Foreign portfolio investment in the Nigerian equities market recorded an upbeat in February as foreign investors continued to respond positively to recent initiatives by the Central Bank on fixing foreign exchange inadequacies.
According to data published by the Nigerian Exchange Limited, foreign transactions which account for 18.4 percent of gross transactions in February 2024 increased by 23.9 percent month on month to N65.81 billion as against N53.11 billion in January 2024.
Year on year, the performance of the current month when compared to the performance in February 2023 (N188.91 billion) revealed that total transactions increased significantly by 89.44 percent.
According to the Domestic and Foreign Portfolio Report of the Nigerian Exchange, total transactions in the domestic equities market declined by 45.1 percent m/m to N357.88 billion in February (January: N651.52 billion).
Retail Investors outperformed Institutional Investors by 10 percent.
A comparison of domestic transactions in the current and prior month (January 2024) revealed that retail transactions decreased by 43.29 percent from N285.58 billion in January to N161.94 billion in February 2024. Similarly, the institutional composition of the domestic market decreased by 58.40 percent from N312.83 billion in January 2024 to N130.13 billion in February 2024.
Over a-16-year period, domestic transactions decreased by 10.94 percent from N3.556 trillion in 2007 to N3.167 trillion in 2023; whilst foreign transactions also decreased by 33.28 percent from N616 billion to N411 billion over the same period.
“The performance of the current month when compared to the performance in February 2023 (N188.91 billion) revealed that total transactions increased significantly by 89.44 percent.)”
Total domestic transactions accounted for about 89 percent of the total transactions carried out in 2023, whilst foreign transactions accounted for about 11 percent of the total transactions in the same period.

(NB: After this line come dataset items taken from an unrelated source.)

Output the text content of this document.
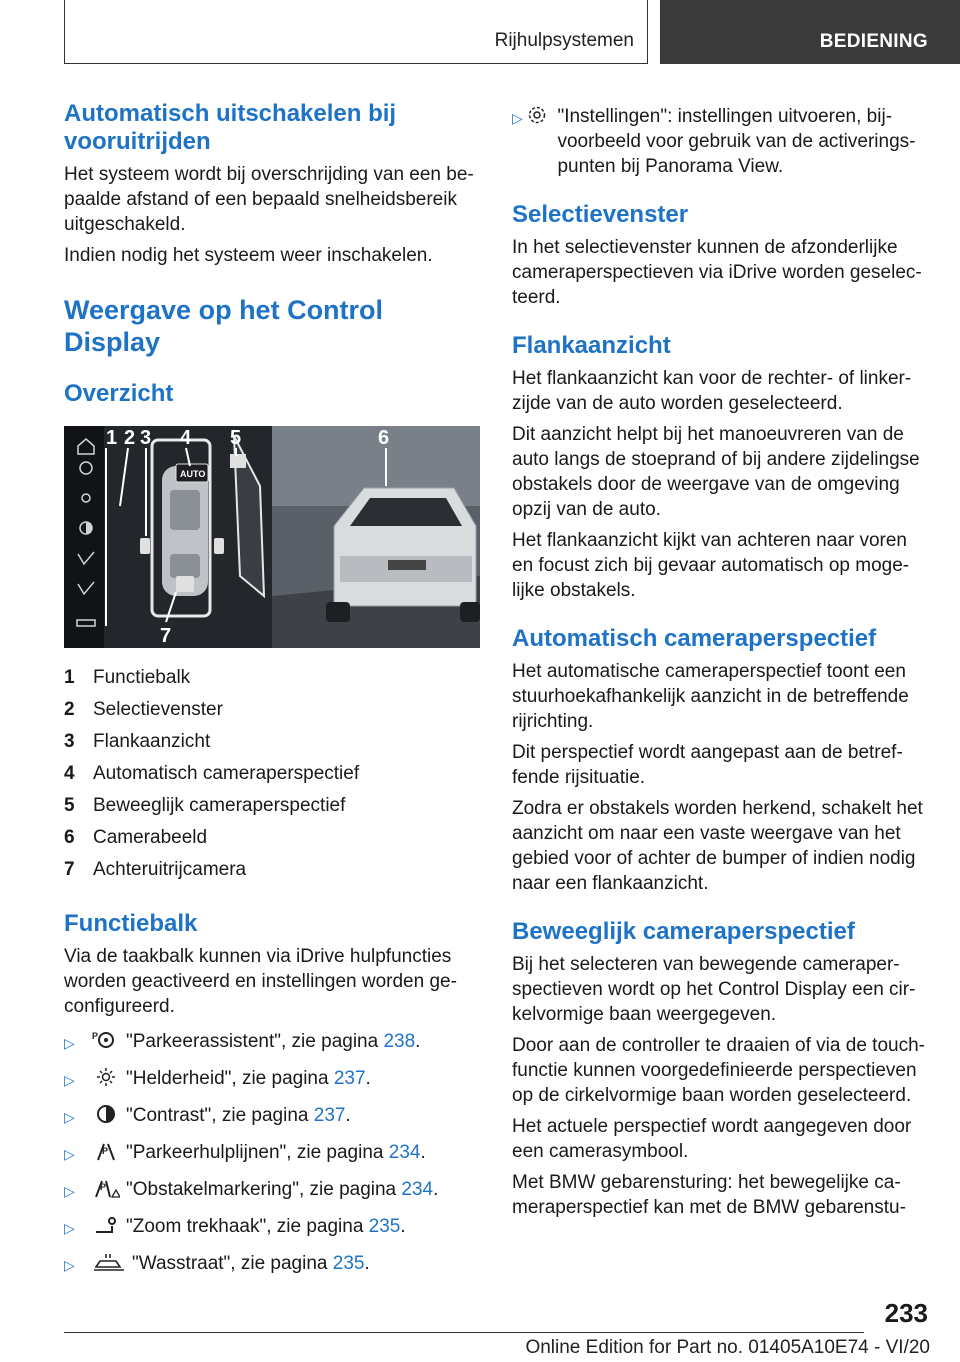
Rijhulpsystemen	BEDIENING
Automatisch uitschakelen bij vooruitrijden

Het systeem wordt bij overschrijding van een bepaalde afstand of een bepaald snelheidsbereik uitgeschakeld.

Indien nodig het systeem weer inschakelen.

Weergave op het Control Display
Overzicht
AUTO
1 2 3 4 5	6
7
1 Functiebalk
2 Selectievenster
3 Flankaanzicht
4 Automatisch cameraperspectief
5 Beweeglijk cameraperspectief
6 Camerabeeld
7 Achteruitrijcamera
Functiebalk

Via de taakbalk kunnen via iDrive hulpfuncties worden geactiveerd en instellingen worden geconfigureerd.

▷	P "Parkeerassistent", zie pagina 238.
▷	"Helderheid", zie pagina 237.
▷	"Contrast", zie pagina 237.
▷	P "Parkeerhulplijnen", zie pagina 234.
▷	P "Obstakelmarkering", zie pagina 234.
▷	"Zoom trekhaak", zie pagina 235.
▷	"Wasstraat", zie pagina 235.
▷ "Instellingen": instellingen uitvoeren, bijvoorbeeld voor gebruik van de activeringspunten bij Panorama View.
Selectievenster

In het selectievenster kunnen de afzonderlijke cameraperspectieven via iDrive worden geselecteerd.

Flankaanzicht

Het flankaanzicht kan voor de rechter- of linkerzijde van de auto worden geselecteerd.

Dit aanzicht helpt bij het manoeuvreren van de auto langs de stoeprand of bij andere zijdelingse obstakels door de weergave van de omgeving opzij van de auto.

Het flankaanzicht kijkt van achteren naar voren en focust zich bij gevaar automatisch op mogelijke obstakels.

Automatisch cameraperspectief

Het automatische cameraperspectief toont een stuurhoekafhankelijk aanzicht in de betreffende rijrichting.

Dit perspectief wordt aangepast aan de betreffende rijsituatie.

Zodra er obstakels worden herkend, schakelt het aanzicht om naar een vaste weergave van het gebied voor of achter de bumper of indien nodig naar een flankaanzicht.

Beweeglijk cameraperspectief

Bij het selecteren van bewegende cameraperspectieven wordt op het Control Display een cirkelvormige baan weergegeven.

Door aan de controller te draaien of via de touchfunctie kunnen voorgedefinieerde perspectieven op de cirkelvormige baan worden geselecteerd.

Het actuele perspectief wordt aangegeven door een camerasymbool.

Met BMW gebarensturing: het bewegelijke cameraperspectief kan met de BMW gebarenstu-

233
Online Edition for Part no. 01405A10E74 - VI/20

The transaction data for 2024 shows that total domestic transactions are circa N890.48 billion, whilst total foreign transactions are circa N118.92 billion.
The Group Managing Director, Cowry Asset Management Limited, Johnson Chukwu, and his team of analysts in a report, highlighted that domestic investors primarily drove the decline in the review period, with domestic inflows (81.6% of market transactions) dropping by 51.2 percent m/m to N292.07 billion (January: N598.41 billion) due to investors preference for fixed income yields at current levels.
“Looking ahead, we expect domestic investors to continue to dominate market performance, though rising FI yields may constrain buying activities. At the same time, we believe the CBN’s policies around fixing FX inadequacies will continue to bolster investor confidence and encourage the continued return of foreign investors. Consequently, we expect sustained improvements in foreign participation in the short term,” Cowry hinted.
Generally, capital inflow to Nigeria is recording upbeat. In Q4 2023, according to data published by the National Bureau of Statistics early this year, total capital importation into Nigeria stood at $1,088.48 million, slightly higher than $1,060.73 million recorded in Q4 2022, indicating an increase of 2.62 percent. In comparison to the preceding quarter, capital importation rose by 66.27 percent from $654.65 million in Q3 2023.
Other Investment ranked top accounting for 54.64 percent ($594.74 million) of total capital importation in Q4 2023, followed by Portfolio Investment with 28.46% ($309.76 million) and Foreign Direct Investment (FDI) with 16.90 percent ($183.97 million). The production/manufacturing sector recorded the highest inflow with $450.11 million, representing 41.35 percent of total capital imported in Q4 2023, followed by the banking sector, valued at $283.30 million (26.03%), and financing with $135.59 million (12.46%).
Capital Importation during the reference period originated largely from the United Kingdom with $267.24 million, and recorded 24.55% share. This was followed by Mauritius with $226.18 million (20.78%) and the Netherlands with $149.93 million (13.77%). Lagos state remained the top destination in Q4 2023 with $771.68 million, accounting for 65.38% of total capital importation, followed by Abuja (FCT) with $370.80 million (34.07%) and Rivers state with $6.00 million (0.55%).
Stanbic IBTC Bank Plc received the highest capital importation into Nigeria in Q4 2023 with US$499.45 million (45.88%), followed by Citibank Nigeria Limited with $229.06 million (21.04%) and Rand Merchant Bank Plc with $85.85 (7.89%).